“Kami ingin setiap rumah di Desa Seppang memiliki setidaknya satu Budikdamber sebagai langkah awal menuju kemandirian pangan,” ujarnya.

Kepala Desa Seppang, Samsu, memberikan apresiasi tinggi terhadap ide tersebut. Menurutnya, Budikdamber sangat relevan dengan kondisi desa yang sebagian besar memiliki pekarangan terbatas.

“Program ini sederhana, murah, tapi manfaatnya besar bagi warga,” katanya sambil menegaskan komitmen pemerintah desa untuk mendorong penerapan sistem ini di seluruh RT.

Kepala Dusun Mattirowalie, Muh. Darwis Pasra, menilai Budikdamber sebagai inovasi tepat guna untuk mengajak generasi muda lebih produktif di rumah. Menurutnya, anak muda dapat belajar bertanggung jawab melalui perawatan ikan dan tanaman, sekaligus berkontribusi pada ketahanan pangan keluarga.

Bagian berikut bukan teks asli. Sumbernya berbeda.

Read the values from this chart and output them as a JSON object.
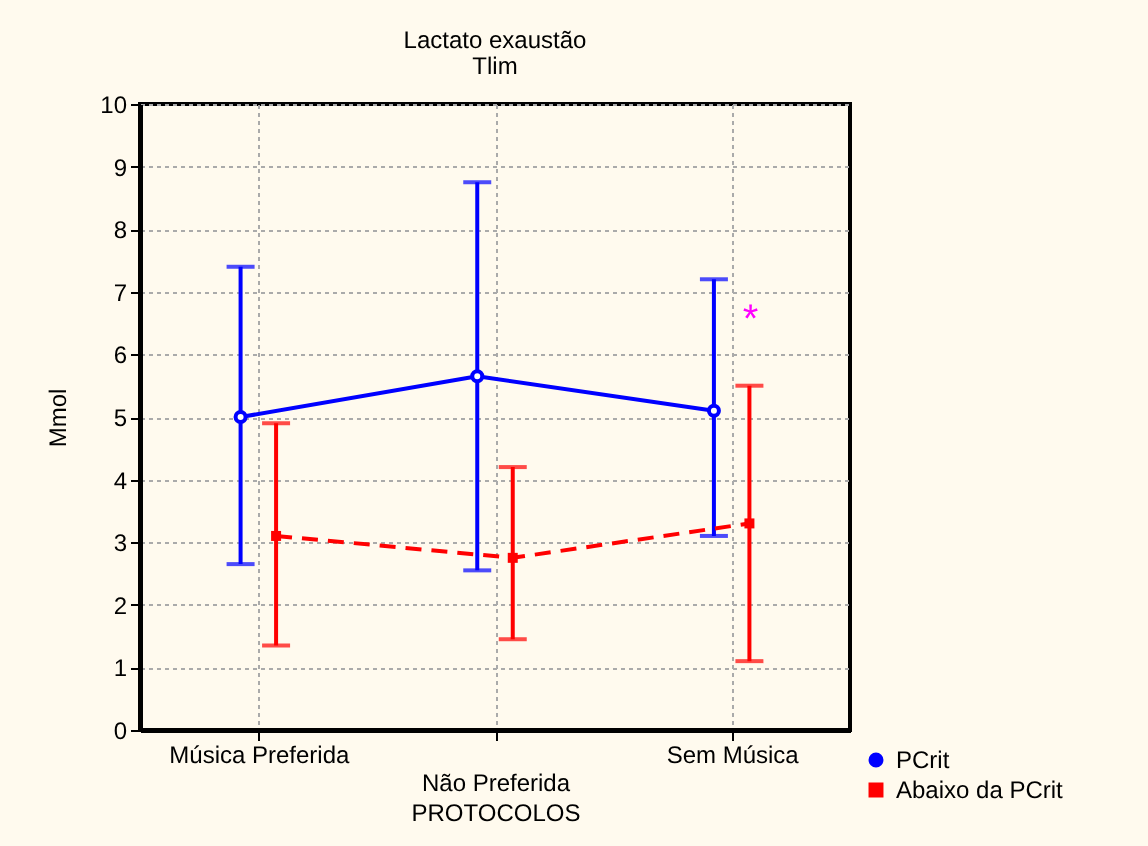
{
  "chart_data": {
    "type": "line",
    "title": "Lactato exaustão",
    "subtitle": "Tlim",
    "xlabel": "PROTOCOLOS",
    "ylabel": "Mmol",
    "categories": [
      "Música Preferida",
      "Não Preferida",
      "Sem Música"
    ],
    "series": [
      {
        "name": "PCrit",
        "color": "#0000ff",
        "values": [
          5.0,
          5.65,
          5.1
        ],
        "errors": [
          [
            2.65,
            7.4
          ],
          [
            2.55,
            8.75
          ],
          [
            3.1,
            7.2
          ]
        ],
        "marker": "circle",
        "line_style": "solid"
      },
      {
        "name": "Abaixo da PCrit",
        "color": "#ff0000",
        "values": [
          3.1,
          2.75,
          3.3
        ],
        "errors": [
          [
            1.35,
            4.9
          ],
          [
            1.45,
            4.2
          ],
          [
            1.1,
            5.5
          ]
        ],
        "marker": "square",
        "line_style": "dashed"
      }
    ],
    "annotations": [
      "*"
    ],
    "ylim": [
      0,
      10
    ],
    "yticks": [
      0,
      1,
      2,
      3,
      4,
      5,
      6,
      7,
      8,
      9,
      10
    ],
    "grid": true,
    "legend": "bottom right"
  }
}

Antusiasme warga terlihat dari banyaknya pertanyaan dan keinginan mencoba Budikdamber di rumah. Beberapa ibu rumah tangga bahkan langsung meminta daftar bahan dan estimasi biaya pembuatan. Untuk memastikan keberlanjutan, mahasiswa KKN berencana melakukan monitoring rutin selama masa tugas mereka.

Dengan kombinasi edukasi, praktik langsung, dan dukungan pemerintah desa, Budikdamber di Desa Seppang membuktikan bahwa inovasi sederhana dapat membawa dampak besar.

Program ini tidak hanya menambah pengetahuan warga tentang budidaya pangan berkelanjutan, tetapi juga menumbuhkan semangat gotong royong dan kemandirian.

Bagi mahasiswa KKN Unhas, Budikdamber menjadi warisan berharga yang mereka tinggalkan untuk desa—sebuah langkah kecil menuju masa depan yang lebih mandiri dan hijau.